Sorry Skipper this is what I meant. http://www.ww2aircraft.net/forum/aviation/b-17-fuddy-duddy-make-over-17963.html

She is still flying as Fuddy Duddy, they have given her a high polish and the engine cowling that looks green in your picture is now yellow.
I haven't seen any good shots of her noseart at Chino to compare against yours.


Wheels


----------



## skipperbob (May 25, 2010)

I can't tell you how happy it made me to check out the link you posted! I feel so much better to see that Fuddy Duddy is receiving such TLC. I wish it had been handled better but it looks like she is in a better place than where she was. The engine cowling you mention was indeed green. I'm afraid my old brain has forgotten exactly why but I believe it was meant as a memorial type thing for missing aircrew. I may be wrong but that is my recollection anyway. Thanks again - made my day to see the old Fud looking so good!


----------



## pbfoot (May 25, 2010)

skipperbob said:


> . I wish it had been handled better but it looks like she is in a better place than where she was. The engine cowling you mention was indeed green. !


you won't get that sentiment from the guys at Genny


----------



## wheelsup_cavu (May 25, 2010)

skipperbob said:


> I can't tell you how happy it made me to check out the link you posted! I feel so much better to see that Fuddy Duddy is receiving such TLC. I wish it had been handled better but it looks like she is in a better place than where she was. The engine cowling you mention was indeed green. I'm afraid my old brain has forgotten exactly why but I believe it was meant as a memorial type thing for missing aircrew. I may be wrong but that is my recollection anyway. Thanks again - made my day to see the old Fud looking so good!



I am glad that it helped. When i saw her at Chino she still looked real sharp.
I got to see her fly at the show but I also quite by accident got to see her fly by my house on her way to the show.
I almost ignored what I heard because I couldn't beleive my ears.

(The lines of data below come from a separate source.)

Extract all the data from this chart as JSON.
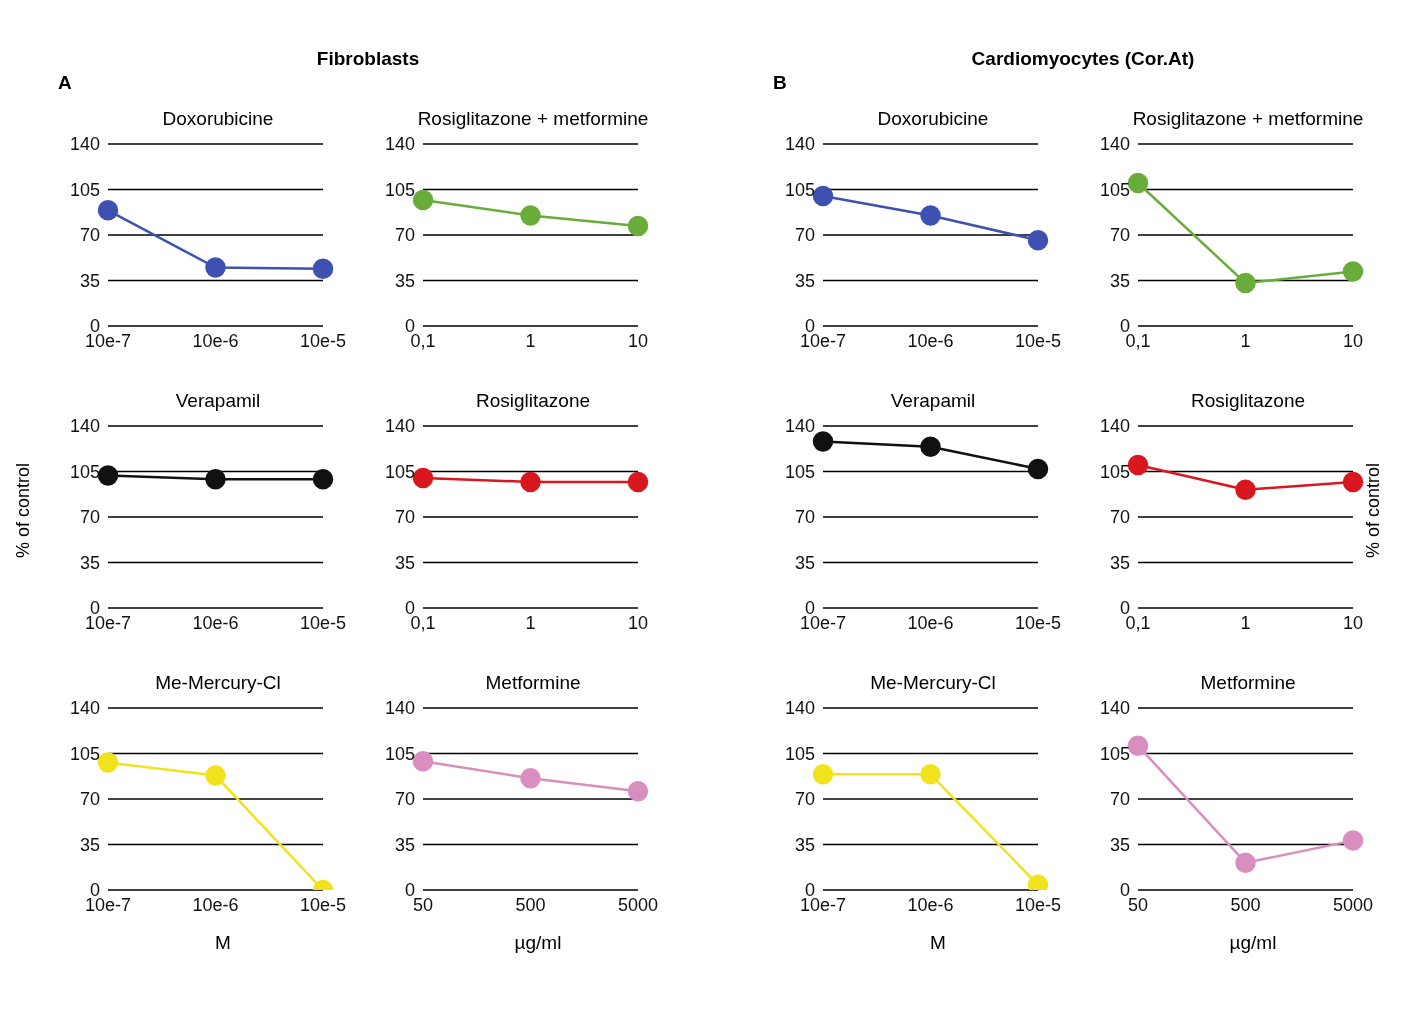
{
  "chart_data": [
    {
      "type": "line",
      "title": "Doxorubicine",
      "annotations": [
        "A",
        "Fibroblasts"
      ],
      "categories": [
        "10e-7",
        "10e-6",
        "10e-5"
      ],
      "series": [
        {
          "color": "#3f51b0",
          "values": [
            89,
            45,
            44
          ]
        }
      ],
      "ylim": [
        0,
        140
      ],
      "yticks": [
        0,
        35,
        70,
        105,
        140
      ],
      "grid": "y",
      "marker": "circle",
      "line_style": "solid"
    },
    {
      "type": "line",
      "title": "Rosiglitazone + metformine",
      "categories": [
        "0,1",
        "1",
        "10"
      ],
      "series": [
        {
          "color": "#6aac3a",
          "values": [
            97,
            85,
            77
          ]
        }
      ],
      "ylim": [
        0,
        140
      ],
      "yticks": [
        0,
        35,
        70,
        105,
        140
      ],
      "grid": "y",
      "marker": "circle",
      "line_style": "solid"
    },
    {
      "type": "line",
      "title": "Verapamil",
      "ylabel": "% of control",
      "categories": [
        "10e-7",
        "10e-6",
        "10e-5"
      ],
      "series": [
        {
          "color": "#111111",
          "values": [
            102,
            99,
            99
          ]
        }
      ],
      "ylim": [
        0,
        140
      ],
      "yticks": [
        0,
        35,
        70,
        105,
        140
      ],
      "grid": "y",
      "marker": "circle",
      "line_style": "solid"
    },
    {
      "type": "line",
      "title": "Rosiglitazone",
      "categories": [
        "0,1",
        "1",
        "10"
      ],
      "series": [
        {
          "color": "#d9171e",
          "values": [
            100,
            97,
            97
          ]
        }
      ],
      "ylim": [
        0,
        140
      ],
      "yticks": [
        0,
        35,
        70,
        105,
        140
      ],
      "grid": "y",
      "marker": "circle",
      "line_style": "solid"
    },
    {
      "type": "line",
      "title": "Me-Mercury-Cl",
      "xlabel": "M",
      "categories": [
        "10e-7",
        "10e-6",
        "10e-5"
      ],
      "series": [
        {
          "color": "#f0e31e",
          "values": [
            98,
            88,
            0
          ]
        }
      ],
      "ylim": [
        0,
        140
      ],
      "yticks": [
        0,
        35,
        70,
        105,
        140
      ],
      "grid": "y",
      "marker": "circle",
      "line_style": "solid"
    },
    {
      "type": "line",
      "title": "Metformine",
      "xlabel": "µg/ml",
      "categories": [
        "50",
        "500",
        "5000"
      ],
      "series": [
        {
          "color": "#d98ec0",
          "values": [
            99,
            86,
            76
          ]
        }
      ],
      "ylim": [
        0,
        140
      ],
      "yticks": [
        0,
        35,
        70,
        105,
        140
      ],
      "grid": "y",
      "marker": "circle",
      "line_style": "solid"
    },
    {
      "type": "line",
      "title": "Doxorubicine",
      "annotations": [
        "B",
        "Cardiomyocytes (Cor.At)"
      ],
      "categories": [
        "10e-7",
        "10e-6",
        "10e-5"
      ],
      "series": [
        {
          "color": "#3f51b0",
          "values": [
            100,
            85,
            66
          ]
        }
      ],
      "ylim": [
        0,
        140
      ],
      "yticks": [
        0,
        35,
        70,
        105,
        140
      ],
      "grid": "y",
      "marker": "circle",
      "line_style": "solid"
    },
    {
      "type": "line",
      "title": "Rosiglitazone + metformine",
      "categories": [
        "0,1",
        "1",
        "10"
      ],
      "series": [
        {
          "color": "#6aac3a",
          "values": [
            110,
            33,
            42
          ]
        }
      ],
      "ylim": [
        0,
        140
      ],
      "yticks": [
        0,
        35,
        70,
        105,
        140
      ],
      "grid": "y",
      "marker": "circle",
      "line_style": "solid"
    },
    {
      "type": "line",
      "title": "Verapamil",
      "categories": [
        "10e-7",
        "10e-6",
        "10e-5"
      ],
      "series": [
        {
          "color": "#111111",
          "values": [
            128,
            124,
            107
          ]
        }
      ],
      "ylim": [
        0,
        140
      ],
      "yticks": [
        0,
        35,
        70,
        105,
        140
      ],
      "grid": "y",
      "marker": "circle",
      "line_style": "solid"
    },
    {
      "type": "line",
      "title": "Rosiglitazone",
      "ylabel": "% of control",
      "categories": [
        "0,1",
        "1",
        "10"
      ],
      "series": [
        {
          "color": "#d9171e",
          "values": [
            110,
            91,
            97
          ]
        }
      ],
      "ylim": [
        0,
        140
      ],
      "yticks": [
        0,
        35,
        70,
        105,
        140
      ],
      "grid": "y",
      "marker": "circle",
      "line_style": "solid"
    },
    {
      "type": "line",
      "title": "Me-Mercury-Cl",
      "xlabel": "M",
      "categories": [
        "10e-7",
        "10e-6",
        "10e-5"
      ],
      "series": [
        {
          "color": "#f0e31e",
          "values": [
            89,
            89,
            4
          ]
        }
      ],
      "ylim": [
        0,
        140
      ],
      "yticks": [
        0,
        35,
        70,
        105,
        140
      ],
      "grid": "y",
      "marker": "circle",
      "line_style": "solid"
    },
    {
      "type": "line",
      "title": "Metformine",
      "xlabel": "µg/ml",
      "categories": [
        "50",
        "500",
        "5000"
      ],
      "series": [
        {
          "color": "#d98ec0",
          "values": [
            111,
            21,
            38
          ]
        }
      ],
      "ylim": [
        0,
        140
      ],
      "yticks": [
        0,
        35,
        70,
        105,
        140
      ],
      "grid": "y",
      "marker": "circle",
      "line_style": "solid"
    }
  ]
}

The video below is of her taxiing to takeoff and leave after the show was over.
You will probably need quicktime to watch it.


Wheels


----------



## PamelaMyers (Jul 30, 2011)

Hi, I am new and before I ask my question, I first want to share my link to my hubby's flight on Fuddy Duddy in the 90's as I think some of you may be interested in reading it  My hubby loves WW planes. I bought him a ticket one time as a surprise and boy oh boy was he in his glory. http://richard-and-pamela-myers.net/my-ride-on-fuddy-duddy<---This is what he wrote about the flight and photos. 

My question is related to a poster he collected from an air show with two autographs and we can not locate a year , but we know it was the 19th Annual Air show at Elmira, New York. I am selling(or going to try to sell) the poster, but would like the year of the show for sure if anyone knows it. Here is the link to the poster. 1990′s | A Book Kook I have it in the 1990's section, but I am not sure if that is correct and not sure if it is worth that much either, but I just stuck a figure there for now. Thanks for any help you can give me, and I hope you enjoy the Fuddy Duddy story my hubby wrote. He makes model air planes and hangs them from his ceiling too  I'll share a photo of that later..

ADD ON TO POST -

Well, talk about a ditz!  I just opened the poster and way at the bottom (in the directions to the airport) it clearly says 1999 Air show! DUH! I just asked my husband if he remembers getting this poster at the show (which is the same show he flew in the Fuddy Duddy and he said no! I asked him to go look at his certificate and see if the pilot was the same and it is! This Senior moment stuff is starting to get to me! I am 68 and he is 58 and I swear I do not know which of us has more of these senior moments. I think it's him, but of course, I would say that. <G>


----------



## Crimea_River (Jul 30, 2011)

Hi Pamela, welcome to the forum. What a great gesture giving your hubby a ride on a ww2 aircraft. Wish my wife would do that!


----------



## PamelaMyers (Jul 31, 2011)

Thank you Crimea_River, 

Maybe some day she will buy you a ticket.


----------



## Dermanville (Sep 19, 2011)

These were GREAT shows. I took my kids to a small aerobatic air-show in OC, NJ yesterday, and told them all about the "Cornfield Air Shows" I'd taken their Grandpop to. He was a B-24 pilot who was show down on his 49th mission and spent the rest of the war as a POW. I was fortunate enough to know one of the organizers of these shows, and he got my Dad a ride on "Delectable Doris" - the owner and pilot was kind enough to give Dad the controls so that he could complete his 50th mission. One of the best days that I ever spent with my Dad.


----------